If ptr is uninitialized in the gc_mark function we can fall to the default case. In this case, ptr may be wrongly matched of being of a custom type, and then p will have a (controlled) gc_mark associated function.

I believe that we agree that (*p->gc_mark) will have the gc_mark function for a custom user type, and that function will have been properly set. However, its argument (ptr) will be a pointer to random data in the stack.

Here I want to explain a case that may lead to arbitrary code execution. Let's say that I want to add a SIOD interface to my application. In order to do that I do the following things:
  1. I define a custom new scheme type (to store objects with custom information related to my application).
  2. My custom scheme type contains a pointer to a function, so different LISP objects of my custom type may point to different functions. This is an apparently safe requisite of my application.
  3. I set the gc_hooks for my custom scheme type.
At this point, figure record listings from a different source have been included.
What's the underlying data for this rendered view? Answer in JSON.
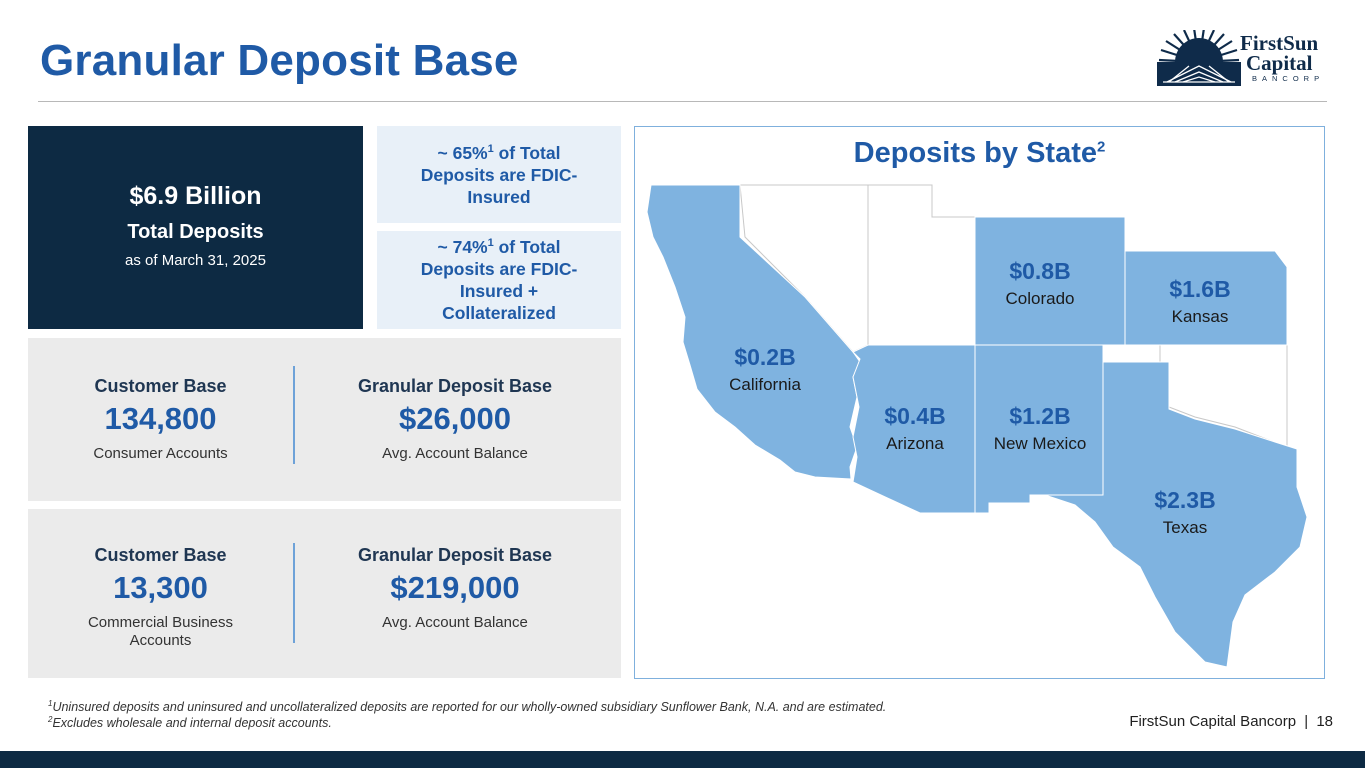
{
  "title": "Granular Deposit Base",
  "logo": {
    "line1": "FirstSun",
    "line2": "Capital",
    "line3": "BANCORP"
  },
  "total": {
    "amount": "$6.9 Billion",
    "label": "Total Deposits",
    "date": "as of March 31, 2025"
  },
  "fdic": [
    {
      "pre": "~ 65%",
      "sup": "1",
      "post": " of Total Deposits are FDIC-Insured"
    },
    {
      "pre": "~ 74%",
      "sup": "1",
      "post": " of Total Deposits are FDIC-Insured + Collateralized"
    }
  ],
  "consumer": {
    "customer_head": "Customer Base",
    "customer_value": "134,800",
    "customer_sub": "Consumer Accounts",
    "granular_head": "Granular Deposit Base",
    "granular_value": "$26,000",
    "granular_sub": "Avg. Account Balance"
  },
  "commercial": {
    "customer_head": "Customer Base",
    "customer_value": "13,300",
    "customer_sub": "Commercial Business Accounts",
    "granular_head": "Granular Deposit Base",
    "granular_value": "$219,000",
    "granular_sub": "Avg. Account Balance"
  },
  "map": {
    "title": "Deposits by State",
    "title_sup": "2",
    "fill_color": "#7fb3e0",
    "states": [
      {
        "amount": "$0.2B",
        "name": "California"
      },
      {
        "amount": "$0.8B",
        "name": "Colorado"
      },
      {
        "amount": "$1.6B",
        "name": "Kansas"
      },
      {
        "amount": "$0.4B",
        "name": "Arizona"
      },
      {
        "amount": "$1.2B",
        "name": "New Mexico"
      },
      {
        "amount": "$2.3B",
        "name": "Texas"
      }
    ]
  },
  "footnotes": [
    {
      "sup": "1",
      "text": "Uninsured deposits and uninsured and uncollateralized deposits are reported for our wholly-owned subsidiary Sunflower Bank, N.A. and are estimated."
    },
    {
      "sup": "2",
      "text": "Excludes wholesale and internal deposit accounts."
    }
  ],
  "footer": {
    "company": "FirstSun Capital Bancorp",
    "separator": "|",
    "page": "18"
  }
}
My gc_mark function calls the function pointer stored in my custom object to know if it can or cannot be marked for garbage_collection.
If I am unaware of the issue I was mentioning in my previous post, I might assume that my gc_mark function will always have as an argument LISP objects of my custom scheme type.

Calling my gc_mark function with an arbitrary pointer as an argument will make the my program use a garbage value as the address of a function. This may call an arbitrary function leading to arbitrary code execution.

Maybe this chance is too remote to be considered, I don't think I could even write a proof of concept (unfortunately I am not that good...), or at least it would take a while for me to do it... but still I would advice in the documentation that the gc_mark function should be prepared to receive a random data pointer.